Learning to lead?
A recent post by David Roberts on Grist promises the top five stories of 2010 for "climate hawks" (Grist's new term for folks who want to see action to mitigate climate change). The selection presented is reasonable and indicative: three explicit bad-news stories and two kind-of-good-news bits about bad stuff which could have happened but didn't.
A recent post by David Roberts on Grist promises the top five stories of 2010 for "climate hawks" (Grist's new term for folks who want to see action to mitigate climate change). The selection presented is reasonable and indicative: three explicit bad-news stories and two kind-of-good-news bits about bad stuff which could have happened but didn't. (One of the latter is about the fact that the whole Kyoto process could have died but didn't -- an interesting perspective on that from a World Bank analyst here.)
Anyway, 2010 having been the year that it was, it's not surprising to see Tod Stern (the US's special envoy on climate negotiations) calling for an education effort to change public perception about climate change. Stern notes that more Americans think climate change is part of natural variation than understand that it's largely anthropogenic.

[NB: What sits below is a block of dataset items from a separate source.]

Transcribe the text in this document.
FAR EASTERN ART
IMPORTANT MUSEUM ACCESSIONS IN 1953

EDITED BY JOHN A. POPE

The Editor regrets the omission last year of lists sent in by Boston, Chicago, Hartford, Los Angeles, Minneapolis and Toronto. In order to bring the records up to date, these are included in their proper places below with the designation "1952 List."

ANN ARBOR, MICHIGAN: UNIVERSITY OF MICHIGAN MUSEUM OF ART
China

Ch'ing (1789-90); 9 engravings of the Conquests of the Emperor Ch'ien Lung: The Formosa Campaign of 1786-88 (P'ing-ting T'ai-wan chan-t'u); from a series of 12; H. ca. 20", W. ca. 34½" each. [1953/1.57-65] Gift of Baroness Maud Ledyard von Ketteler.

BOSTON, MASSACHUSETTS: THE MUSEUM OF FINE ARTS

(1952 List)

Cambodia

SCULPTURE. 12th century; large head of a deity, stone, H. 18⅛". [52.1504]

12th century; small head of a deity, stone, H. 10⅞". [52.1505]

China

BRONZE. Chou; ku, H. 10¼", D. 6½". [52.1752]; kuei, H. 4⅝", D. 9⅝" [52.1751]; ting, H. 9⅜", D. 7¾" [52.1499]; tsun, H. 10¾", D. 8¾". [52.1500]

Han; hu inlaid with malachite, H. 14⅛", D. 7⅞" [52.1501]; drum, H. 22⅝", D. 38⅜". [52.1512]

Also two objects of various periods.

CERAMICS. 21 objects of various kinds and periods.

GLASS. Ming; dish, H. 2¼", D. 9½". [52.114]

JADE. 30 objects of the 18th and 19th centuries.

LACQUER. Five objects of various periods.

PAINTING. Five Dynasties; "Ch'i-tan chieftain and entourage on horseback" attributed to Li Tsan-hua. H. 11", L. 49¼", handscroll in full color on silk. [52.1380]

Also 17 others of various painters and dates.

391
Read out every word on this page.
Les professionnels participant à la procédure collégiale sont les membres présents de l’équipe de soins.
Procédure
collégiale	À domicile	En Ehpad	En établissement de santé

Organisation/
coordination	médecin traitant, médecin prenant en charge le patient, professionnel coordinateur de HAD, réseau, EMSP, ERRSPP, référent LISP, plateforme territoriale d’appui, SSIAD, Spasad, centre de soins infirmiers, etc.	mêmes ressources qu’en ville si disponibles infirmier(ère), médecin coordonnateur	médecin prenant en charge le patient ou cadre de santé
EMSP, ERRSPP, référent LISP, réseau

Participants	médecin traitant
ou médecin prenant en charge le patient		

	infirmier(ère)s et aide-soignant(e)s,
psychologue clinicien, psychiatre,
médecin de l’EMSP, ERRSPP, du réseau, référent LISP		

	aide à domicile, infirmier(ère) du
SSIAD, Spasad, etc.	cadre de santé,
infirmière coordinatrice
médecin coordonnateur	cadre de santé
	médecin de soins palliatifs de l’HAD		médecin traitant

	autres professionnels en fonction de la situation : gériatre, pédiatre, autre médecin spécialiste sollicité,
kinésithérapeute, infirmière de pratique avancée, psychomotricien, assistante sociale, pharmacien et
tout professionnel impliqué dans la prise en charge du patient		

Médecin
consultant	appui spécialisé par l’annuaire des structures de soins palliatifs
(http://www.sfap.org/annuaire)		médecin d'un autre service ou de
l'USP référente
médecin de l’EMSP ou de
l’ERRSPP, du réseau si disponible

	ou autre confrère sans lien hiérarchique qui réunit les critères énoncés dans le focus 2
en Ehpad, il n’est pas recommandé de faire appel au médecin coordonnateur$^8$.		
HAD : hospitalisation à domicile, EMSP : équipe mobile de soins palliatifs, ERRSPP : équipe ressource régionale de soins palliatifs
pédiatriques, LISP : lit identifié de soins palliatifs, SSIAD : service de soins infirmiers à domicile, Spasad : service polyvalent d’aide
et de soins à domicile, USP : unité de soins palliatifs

He then calls on scientists and policy makers to lead the effort, which is in itself interesting.
Scientists aren't, as a rule, particularly good at (or particularly interested in) communicating to the public. And given the election of a whole bunch of climate change deniers (no, they're not skeptics -- skeptics are willing to be persuaded by factual evidence) to Congress, I wouldn't hold much hope for efforts from the policy-making community either.
The truth (as demonstrated by the dynamics of the process on "Don't Ask, Don't Tell") is that policy makers don't so much educate the public as they are educable by the public. The idea that Washington somehow leads the nation on major matters is largely ahistorical. When the nation has somewhere it wants to go, Washington eventually figures that out and moves in the same direction. Climate change is clearly a major matter -- just ask anyone in southern California, or the mountain states, or the southeast, or the northeast. Stern's right that the public needs to be educated away from its induced state of confusion, but I don't think he's picked the right folks to do the leading.
The text of the American College and University Presidents Climate Commitment states that "colleges and universities must exercise leadership in their communities and throughout society." And, at this point, some 676 colleges and universities are on board. That averages out to over a dozen schools per state -- enough to make a clear and credible statement. Not to each other. Not to the higher education community in general. Rather, to their communities and to the American public.
When the ACUPCC was first put forward, an objective of getting enough schools to sign was both reasonable and necessary. Indeed, the terms and conditions of the Commitment itself were written so as to minimize any barriers to signing on -- no prescribed dates or reduction levels, each school gets to set out its own plan, its own schedule, its own approach.
But now that enough schools to garner attention are on board, it's time for the signatories to educate or get off the pot. AASHE and Second Nature have assembled an army of educational institutions. The American public clearly needs educating, and the climate isn't going to hold off changing while we revise curriculum and produce a generation of alumni who "get it" (not that either of those are bad ideas, of course). If the signatories truly believe the words they've signed on to, it's time for them to get out in front and say so.
FWIW, I googled a number of variants of "climate education leadership". I found not a single news article or analytic piece talking about how educational institutions are exhibiting leadership on the climate issue, with the exception of items in the education industry trade press. We've talked to ourselves about climate change and education. We've apparently talked ourselves into assuming some sort of leadership mantle on the subject. The question is: are we willing to let the rest of the nation in on the secret?